ガラス越しの光が白衣の裾を金色に染め、影が重なる。
「ツナっち」
「はい?」
「昼に言ってくれたこと、ちょっと効いたみたいだ」
「え、どの話っすか?」
「“無理してるように見える”ってやつ」
「……あぁ。ようやく自覚しました?」
「少しだけね。でも君のおかげで、ちゃんと息ができてる気がするよ」
ツナっちは視線を伏せて、頬をかいた。
「……そっすか。なら、まぁ、よかったです」
くられは笑いを含んだ声で続けた。
「心配性なのも悪くないね」
「先生、それ絶対わざと言いましたよね」
「さぁ、どうかなぁ…」
軽い言葉の応酬に、空気がふっと和らぐ。
窓から差し込む光がゆらぎ、ツナっちの笑顔を照らした。
「先生」
「うん?」
「たまには、こうしてのんびりするのもいいっすね」
「そうだね。
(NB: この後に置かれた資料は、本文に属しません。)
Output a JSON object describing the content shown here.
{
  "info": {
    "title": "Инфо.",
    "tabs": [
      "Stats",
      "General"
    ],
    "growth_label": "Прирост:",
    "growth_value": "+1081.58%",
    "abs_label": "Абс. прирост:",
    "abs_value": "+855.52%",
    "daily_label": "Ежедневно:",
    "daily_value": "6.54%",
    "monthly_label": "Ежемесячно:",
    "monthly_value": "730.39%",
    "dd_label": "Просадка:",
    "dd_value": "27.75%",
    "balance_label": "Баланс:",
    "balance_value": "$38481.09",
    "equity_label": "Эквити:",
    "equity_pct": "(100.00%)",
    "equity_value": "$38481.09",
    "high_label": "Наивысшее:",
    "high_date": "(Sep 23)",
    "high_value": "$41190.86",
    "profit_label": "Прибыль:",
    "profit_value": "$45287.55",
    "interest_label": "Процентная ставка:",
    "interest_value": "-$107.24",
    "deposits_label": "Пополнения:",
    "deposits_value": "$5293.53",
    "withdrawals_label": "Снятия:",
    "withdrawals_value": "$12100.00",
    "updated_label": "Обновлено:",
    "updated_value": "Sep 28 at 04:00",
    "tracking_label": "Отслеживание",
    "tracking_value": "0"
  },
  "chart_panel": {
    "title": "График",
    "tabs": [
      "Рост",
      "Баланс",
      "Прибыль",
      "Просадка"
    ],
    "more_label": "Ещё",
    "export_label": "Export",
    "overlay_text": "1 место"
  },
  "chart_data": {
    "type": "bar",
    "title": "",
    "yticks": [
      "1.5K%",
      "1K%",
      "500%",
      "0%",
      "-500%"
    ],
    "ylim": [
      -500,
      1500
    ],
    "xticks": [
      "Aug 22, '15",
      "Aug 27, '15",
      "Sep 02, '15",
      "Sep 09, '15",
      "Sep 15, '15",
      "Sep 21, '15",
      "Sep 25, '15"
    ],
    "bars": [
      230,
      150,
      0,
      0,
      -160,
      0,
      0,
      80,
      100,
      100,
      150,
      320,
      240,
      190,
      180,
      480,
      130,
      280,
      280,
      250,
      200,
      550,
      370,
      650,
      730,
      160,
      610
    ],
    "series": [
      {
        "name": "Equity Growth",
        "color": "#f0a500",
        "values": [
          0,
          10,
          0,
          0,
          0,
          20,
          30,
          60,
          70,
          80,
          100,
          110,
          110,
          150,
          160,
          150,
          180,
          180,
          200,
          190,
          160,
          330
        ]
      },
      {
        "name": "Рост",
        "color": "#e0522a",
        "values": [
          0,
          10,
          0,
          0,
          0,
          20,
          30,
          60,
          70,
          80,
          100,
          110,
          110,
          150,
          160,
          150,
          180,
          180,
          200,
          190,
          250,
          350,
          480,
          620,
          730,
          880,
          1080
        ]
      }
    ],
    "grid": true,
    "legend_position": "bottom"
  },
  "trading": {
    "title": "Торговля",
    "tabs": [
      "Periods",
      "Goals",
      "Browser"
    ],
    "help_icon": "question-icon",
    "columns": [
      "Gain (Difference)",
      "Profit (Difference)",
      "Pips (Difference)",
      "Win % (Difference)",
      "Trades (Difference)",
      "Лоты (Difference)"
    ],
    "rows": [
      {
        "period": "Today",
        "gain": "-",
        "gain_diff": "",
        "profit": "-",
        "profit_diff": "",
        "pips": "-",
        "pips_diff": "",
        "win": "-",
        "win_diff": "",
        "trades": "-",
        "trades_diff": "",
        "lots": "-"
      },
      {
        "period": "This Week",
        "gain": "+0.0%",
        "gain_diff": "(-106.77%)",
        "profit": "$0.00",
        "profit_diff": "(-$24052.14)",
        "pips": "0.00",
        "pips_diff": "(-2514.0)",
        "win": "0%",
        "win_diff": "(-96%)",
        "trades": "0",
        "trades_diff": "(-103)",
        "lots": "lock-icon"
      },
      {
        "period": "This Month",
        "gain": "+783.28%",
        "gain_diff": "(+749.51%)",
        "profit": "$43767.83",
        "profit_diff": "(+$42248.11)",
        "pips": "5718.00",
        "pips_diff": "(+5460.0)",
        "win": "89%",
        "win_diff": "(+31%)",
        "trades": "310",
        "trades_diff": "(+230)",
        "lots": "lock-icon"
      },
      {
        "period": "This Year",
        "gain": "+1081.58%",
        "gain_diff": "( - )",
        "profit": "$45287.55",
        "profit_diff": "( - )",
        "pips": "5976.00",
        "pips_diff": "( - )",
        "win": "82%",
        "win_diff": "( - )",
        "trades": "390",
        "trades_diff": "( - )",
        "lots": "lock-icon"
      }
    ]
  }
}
静かな時間って、案外いちばん贅沢なのかもしれない」
しばしの沈黙。
風がカーテンを揺らし、遠くで鳥の鳴き声が聞こえた。
時計の針がゆっくりと進む音が、やけに優しく響いていた。
ツナっちは鞄を持ち、ドアの方へ向かう。
「俺、先に戻ります。先生はどうします?」
「もう少しだけ、データを整理してから帰るよ」
「“少しだけ”って言葉、ほんと信用できないっすね」
「信じてもらえるよう努力するよ」
「……じゃあ、明日確認します」
「怖い監査官みたいだ」
「監視です。ちゃんと帰って寝たか、報告義務ありますから」
「はは、わかったよ」
ツナっちは笑いながらドアノブに手をかけた。
夕陽の光がその頬を照らし、橙色に染めている。
「……先生」
「ん?」
「また明日も、ちゃんと顔見せてくださいね」
「約束するよ」
ツナっちは微笑み、静かに扉を閉めた。
研究室に再び静寂が訪れる。
くられはコーヒーを口に運び、残りわずかな温もりを感じながら、
窓の外に沈む光を見つめた。
光はもう、ほとんど夜に溶けかけている。
けれど、その境界に漂う時間が、彼には心地よかった。
「……ほんと、早いな。今日も」
小さくつぶやき、空になったマグカップを机に戻す。
わずかに指先に残る温かさが、どこかツナっちの声のように感じられた。
夕暮れの風がそっとカーテンを揺らす。
光も音も柔らかく混ざり合い、研究室は穏やかな余韻に包まれていた。